This was an entirely unplanned trip. The most logical thing to do on a late Sunday evening was to go home earlier to rest, especially since I had already spent an afternoon in the gym, plus a light swim, and a comfortable 2 hours inside Starbucks reading.
There was certainly no need to photograph today. At least that was not in the pipeline. This was supposed to be a take-it-easy kind of day. And besides, my team Manchester United was taking on their bitter rivals (too bitter to type out the name here!) in the Manchester derby and I wanted to be home to watch it.
But when I boarded the North East Line heading from Vivo City, an inner instinct took over. It was a sense, a subconsciousness that overrode all thoughts of reason, and I found myself dropping off at Little India Station.
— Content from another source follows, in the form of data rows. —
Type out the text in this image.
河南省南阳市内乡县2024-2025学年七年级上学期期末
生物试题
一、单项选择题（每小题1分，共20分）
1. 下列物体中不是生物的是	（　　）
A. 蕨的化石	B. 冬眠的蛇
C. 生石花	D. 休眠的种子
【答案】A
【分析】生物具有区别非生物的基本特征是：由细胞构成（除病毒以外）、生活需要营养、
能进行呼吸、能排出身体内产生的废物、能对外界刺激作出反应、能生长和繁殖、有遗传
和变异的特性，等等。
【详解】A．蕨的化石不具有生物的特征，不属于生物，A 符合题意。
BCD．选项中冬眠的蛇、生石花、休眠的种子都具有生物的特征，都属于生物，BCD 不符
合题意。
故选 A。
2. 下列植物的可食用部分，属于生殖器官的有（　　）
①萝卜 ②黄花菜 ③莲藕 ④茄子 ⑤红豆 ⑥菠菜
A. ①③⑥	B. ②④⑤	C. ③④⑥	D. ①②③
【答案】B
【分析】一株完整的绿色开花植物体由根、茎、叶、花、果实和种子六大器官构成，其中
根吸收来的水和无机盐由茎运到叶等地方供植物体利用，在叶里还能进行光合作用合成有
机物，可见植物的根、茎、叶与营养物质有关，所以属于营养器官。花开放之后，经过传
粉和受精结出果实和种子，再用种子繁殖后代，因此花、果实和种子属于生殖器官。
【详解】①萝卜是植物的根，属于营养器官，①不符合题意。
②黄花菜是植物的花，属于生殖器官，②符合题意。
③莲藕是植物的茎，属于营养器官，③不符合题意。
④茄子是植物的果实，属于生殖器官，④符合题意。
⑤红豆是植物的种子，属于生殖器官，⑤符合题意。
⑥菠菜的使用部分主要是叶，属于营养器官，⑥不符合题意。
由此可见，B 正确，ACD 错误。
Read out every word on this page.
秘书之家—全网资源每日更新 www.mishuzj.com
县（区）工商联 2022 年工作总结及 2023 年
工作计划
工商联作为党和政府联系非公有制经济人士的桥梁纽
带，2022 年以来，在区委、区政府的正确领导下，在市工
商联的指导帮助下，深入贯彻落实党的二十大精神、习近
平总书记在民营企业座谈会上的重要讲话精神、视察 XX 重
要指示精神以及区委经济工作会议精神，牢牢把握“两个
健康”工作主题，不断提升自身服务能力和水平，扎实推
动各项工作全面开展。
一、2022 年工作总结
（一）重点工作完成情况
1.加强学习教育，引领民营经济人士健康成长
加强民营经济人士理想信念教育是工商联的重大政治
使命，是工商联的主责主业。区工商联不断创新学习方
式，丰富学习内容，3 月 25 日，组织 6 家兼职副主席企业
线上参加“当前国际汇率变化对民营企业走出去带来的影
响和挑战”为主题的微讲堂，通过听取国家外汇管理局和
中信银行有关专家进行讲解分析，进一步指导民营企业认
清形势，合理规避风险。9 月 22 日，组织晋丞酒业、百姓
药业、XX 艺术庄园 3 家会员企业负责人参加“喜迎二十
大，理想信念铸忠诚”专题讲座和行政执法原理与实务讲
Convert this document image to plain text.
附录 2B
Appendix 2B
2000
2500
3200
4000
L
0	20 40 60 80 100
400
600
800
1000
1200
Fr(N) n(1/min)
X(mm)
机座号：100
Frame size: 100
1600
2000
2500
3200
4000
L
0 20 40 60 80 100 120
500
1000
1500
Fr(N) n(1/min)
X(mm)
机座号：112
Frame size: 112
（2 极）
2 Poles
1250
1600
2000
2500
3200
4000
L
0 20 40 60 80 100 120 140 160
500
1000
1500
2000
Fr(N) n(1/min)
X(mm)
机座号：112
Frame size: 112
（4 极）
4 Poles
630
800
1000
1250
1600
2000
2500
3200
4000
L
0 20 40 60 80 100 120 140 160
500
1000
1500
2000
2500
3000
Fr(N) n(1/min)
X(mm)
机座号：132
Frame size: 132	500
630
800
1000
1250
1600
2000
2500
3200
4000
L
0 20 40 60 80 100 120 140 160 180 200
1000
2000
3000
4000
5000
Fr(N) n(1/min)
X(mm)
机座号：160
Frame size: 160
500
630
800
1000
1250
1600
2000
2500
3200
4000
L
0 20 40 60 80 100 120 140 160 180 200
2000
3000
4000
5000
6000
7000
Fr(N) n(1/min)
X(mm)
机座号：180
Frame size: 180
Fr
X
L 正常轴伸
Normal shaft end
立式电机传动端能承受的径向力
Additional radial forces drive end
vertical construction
I always have my camera with me. Sometimes, even when walking my dog. I have 3 lenses with me, 24mm, 35mm and 50mm. In the end I just used the 35mm for all the shots you see here. (In fact, most of my photos on this blog are shot with the 35mm lens..)
What was there to see at night in Little India, on a Sunday, when everybody would be winding down and going home to prepare for another week? Apparently, a LOT.
Hordes of foreign migrant workers waited for buses that would ferry them all over Singapore after a day of shopping, fellowshipping and dining in this part of Singapore which functions as a Tamil enclave. Like ants, they congregate on open grass patches, eating dinner, talking, socializing, and then, as the never-ending stream of company-organized buses came, they would scramble to take their places on the huge air-conditioned machines, at $2 a trip, to go back to their hostels and apartments.
Along the main road, orderly queues can be seen as workers clambered on board buses headed for different parts of Singapore. The organizers, all Chinese, were using loud hailers and shouting instructions at the workers to get them organized. One of them, upon seeing me photographing, came over and asked if I was “from the Union”. (Which workers’ union was he referring to, I wonder?) In fact, I encountered friendly smiles from the workers, but had to endure suspicious glares and stares from the organizers of these buses.
The person who asked if I was from “the union” didn’t seem to believe me. At one point I felt more in danger of being accosted by him than being knocked down by the constant stream of huge metal beasts – the buses that kept turning and plying this small stretch of road picking up the foreign workers.
There was even a line of mobile toilets setup along the road to cater for the needs of these workers. Obviously this is a very organized setup, complete with minders ushering the workers onto the buses, as well as traffic controllers.
It was a fascinating sight, not unlike a school where hundred of kids mingle and wait for school buses. The buses that came here tonight may have ferried school kids in the day, but at night, they become comfortable air-conditioned rides home after a day of shopping and dining.
In the end, I’m glad I followed my intuition and got off the train. Yes, United didn’t win the game (managed to watch half of the game in the end on my mobile phone) – but I had a blast documenting what I saw.